Login
!
!


Zapomniałeś hasła?



Droga Pando, pozostały Ci dwie próby, aby poprawnie wpisać swoje hasło (są to konieczne środki bezpieczeństwa). Prosimy więc wpisać hasło bardzo ostrożnie. Jeżeli nie pamiętasz swojego hasła, kliknij na link 'Zapomniałem hasła'.

Posts Tagged ‘wywiad’

Wywiad z Williamem Pandabeard!

Sunday, 14 June 2009

Witajcie Pandy!

Już dowiedzieliśmy się z Ellą skąd pochodziły te dziwne hałasy w porcie Panfu: William Pandabeard otwiera tam Bar Piratów! Ponoć to nowe miejsce otworzy swoje drzwi już w przyszłym tygodniu! Nie wiem do końca co mam myśleć o Williamie Pandabeard… W końcu to pirat, który kiedyś ukradł skarb i przyczynił się do zniszczenia przyjaźni Freddy’ego Ośmiornicy i syna Kamarii. To okrutny pirat, złodziej i kłamca!

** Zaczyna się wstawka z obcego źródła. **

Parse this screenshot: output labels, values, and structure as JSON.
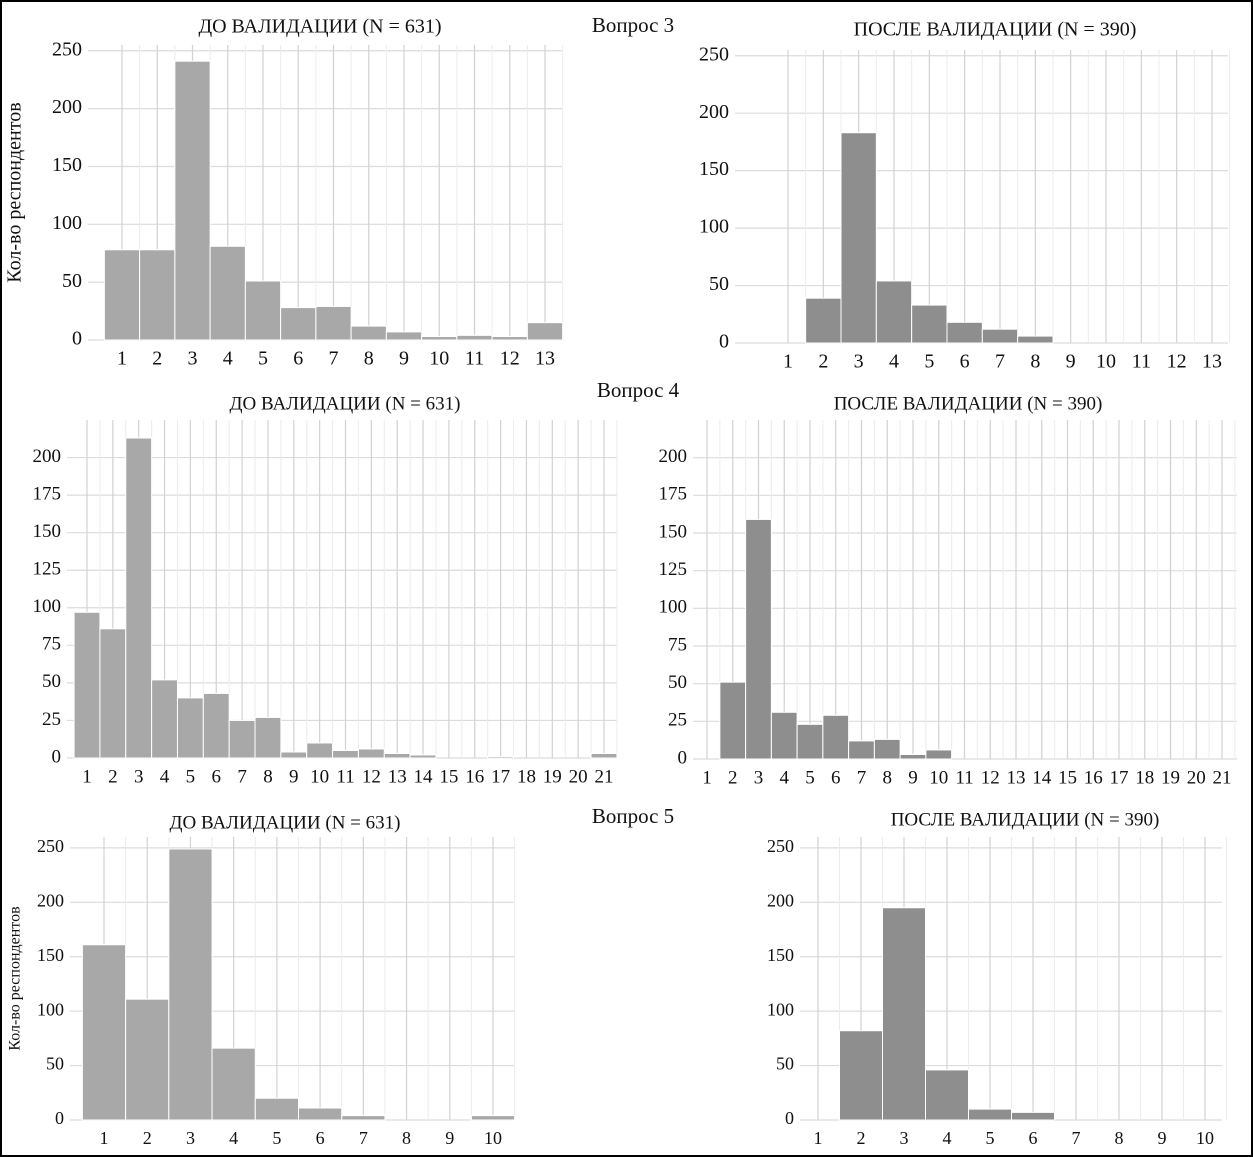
{
  "questions": [
    "Вопрос 3",
    "Вопрос 4",
    "Вопрос 5"
  ],
  "chart_data": [
    {
      "type": "bar",
      "title": "ДО ВАЛИДАЦИИ (N = 631)",
      "y_label": "Кол-во респондентов",
      "color": "#a8a8a8",
      "grid": true,
      "categories": [
        "1",
        "2",
        "3",
        "4",
        "5",
        "6",
        "7",
        "8",
        "9",
        "10",
        "11",
        "12",
        "13"
      ],
      "values": [
        78,
        78,
        241,
        81,
        51,
        28,
        29,
        12,
        7,
        3,
        4,
        3,
        15
      ],
      "ylim": [
        0,
        255
      ],
      "yticks": [
        0,
        50,
        100,
        150,
        200,
        250
      ]
    },
    {
      "type": "bar",
      "title": "ПОСЛЕ ВАЛИДАЦИИ (N = 390)",
      "color": "#8e8e8e",
      "grid": true,
      "categories": [
        "1",
        "2",
        "3",
        "4",
        "5",
        "6",
        "7",
        "8",
        "9",
        "10",
        "11",
        "12",
        "13"
      ],
      "values": [
        0,
        39,
        183,
        54,
        33,
        18,
        12,
        6,
        0,
        0,
        0,
        0,
        0
      ],
      "ylim": [
        0,
        255
      ],
      "yticks": [
        0,
        50,
        100,
        150,
        200,
        250
      ]
    },
    {
      "type": "bar",
      "title": "ДО ВАЛИДАЦИИ (N = 631)",
      "color": "#a8a8a8",
      "grid": true,
      "categories": [
        "1",
        "2",
        "3",
        "4",
        "5",
        "6",
        "7",
        "8",
        "9",
        "10",
        "11",
        "12",
        "13",
        "14",
        "15",
        "16",
        "17",
        "18",
        "19",
        "20",
        "21"
      ],
      "values": [
        97,
        86,
        213,
        52,
        40,
        43,
        25,
        27,
        4,
        10,
        5,
        6,
        3,
        2,
        0,
        0,
        1,
        0,
        0,
        0,
        3
      ],
      "ylim": [
        0,
        225
      ],
      "yticks": [
        0,
        25,
        50,
        75,
        100,
        125,
        150,
        175,
        200
      ]
    },
    {
      "type": "bar",
      "title": "ПОСЛЕ ВАЛИДАЦИИ (N = 390)",
      "color": "#8e8e8e",
      "grid": true,
      "categories": [
        "1",
        "2",
        "3",
        "4",
        "5",
        "6",
        "7",
        "8",
        "9",
        "10",
        "11",
        "12",
        "13",
        "14",
        "15",
        "16",
        "17",
        "18",
        "19",
        "20",
        "21"
      ],
      "values": [
        0,
        51,
        159,
        31,
        23,
        29,
        12,
        13,
        3,
        6,
        0,
        0,
        0,
        0,
        0,
        0,
        0,
        0,
        0,
        0,
        0
      ],
      "ylim": [
        0,
        225
      ],
      "yticks": [
        0,
        25,
        50,
        75,
        100,
        125,
        150,
        175,
        200
      ]
    },
    {
      "type": "bar",
      "title": "ДО ВАЛИДАЦИИ (N = 631)",
      "y_label": "Кол-во респондентов",
      "color": "#a8a8a8",
      "grid": true,
      "categories": [
        "1",
        "2",
        "3",
        "4",
        "5",
        "6",
        "7",
        "8",
        "9",
        "10"
      ],
      "values": [
        161,
        111,
        249,
        66,
        20,
        11,
        4,
        0,
        0,
        4
      ],
      "ylim": [
        0,
        260
      ],
      "yticks": [
        0,
        50,
        100,
        150,
        200,
        250
      ]
    },
    {
      "type": "bar",
      "title": "ПОСЛЕ ВАЛИДАЦИИ (N = 390)",
      "color": "#8e8e8e",
      "grid": true,
      "categories": [
        "1",
        "2",
        "3",
        "4",
        "5",
        "6",
        "7",
        "8",
        "9",
        "10"
      ],
      "values": [
        0,
        82,
        195,
        46,
        10,
        7,
        0,
        0,
        0,
        0
      ],
      "ylim": [
        0,
        260
      ],
      "yticks": [
        0,
        50,
        100,
        150,
        200,
        250
      ]
    }
  ]
}
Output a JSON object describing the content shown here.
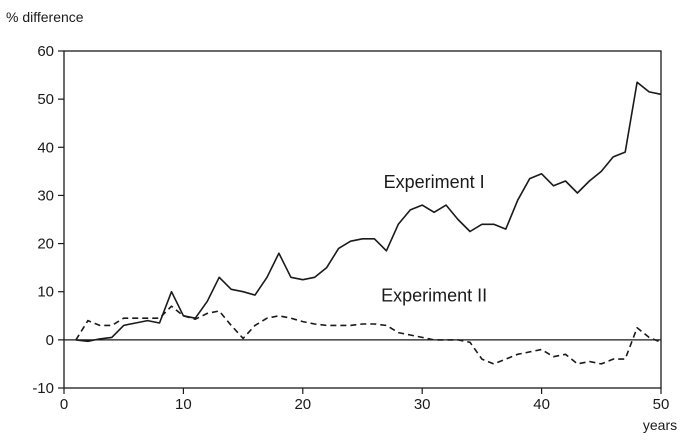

Masz oczywiście rację, Max. Ale zastanówmy się, byc może należy mu dać drugą szansę. Kto wie, może Pandabeard się zmienił i chciałby prowadzić w miarę normalne życie. Każdy może się zmienić. Ale zamiast się zastanawiać, lepiej jest zapytać u źródła! Aby dowiedzieć się nieco więcej o Williamie Pandabeard oraz jego Barze Piratów, poprosiliśmy go o udzielenie nam małego wywiadu!

Witamy Panie Pandabeard. Czy mógłby nam pan wyjaśnić dlaczego ukradł pan tamten skarb?

Witam Was, młode Pandy! A więc chcecie wiedzieć dlaczego ukradłem tamten skarb? Odpowiedź jest prosta: jestem piratem, i taki właśnie jest mój zawód!

Słucham? Chce nam pan powiedzieć, że pirat może bezkarnie okradać ludzi??? To nie jest zawód, tylko złodziejstwo…

No dobrze, masz może trochę racji, młodzieńcze… Wpadłem w szpony hazardu… Moja załoga spędzała całe dnie grając w karty i ja też w końcu zacząłem z nimi grać. Po pewnym czasie straciłem całe moje złoto w grze! Nie chciałem jednak dawać za wygraną, więc pożyczyłem złoto od moich ludzi z załogi aby kontynuować grę w karty. I to mnie zgubiło! Musiałem spłacić swoje długi i to szybko. Grozili, że mnie wyrzucą ze statku jeżeli nie dostaną z powrotem złota. Nie miałem więc wyboru i musiałem ukraść ten skarb.

To nie jest powód, aby okradać innych!

Wiem, wiem… Jest mi bardzo przykro z tego powodu. Naprawdę. Jestem gotów aby odkupić swoje winy i zacząć wszystko od nowa. Za wszelką cenę!

Jak wpadł pan na pomysł, aby otworzyć Bar Piratów na Panfu? Nie chce już pan być piratem?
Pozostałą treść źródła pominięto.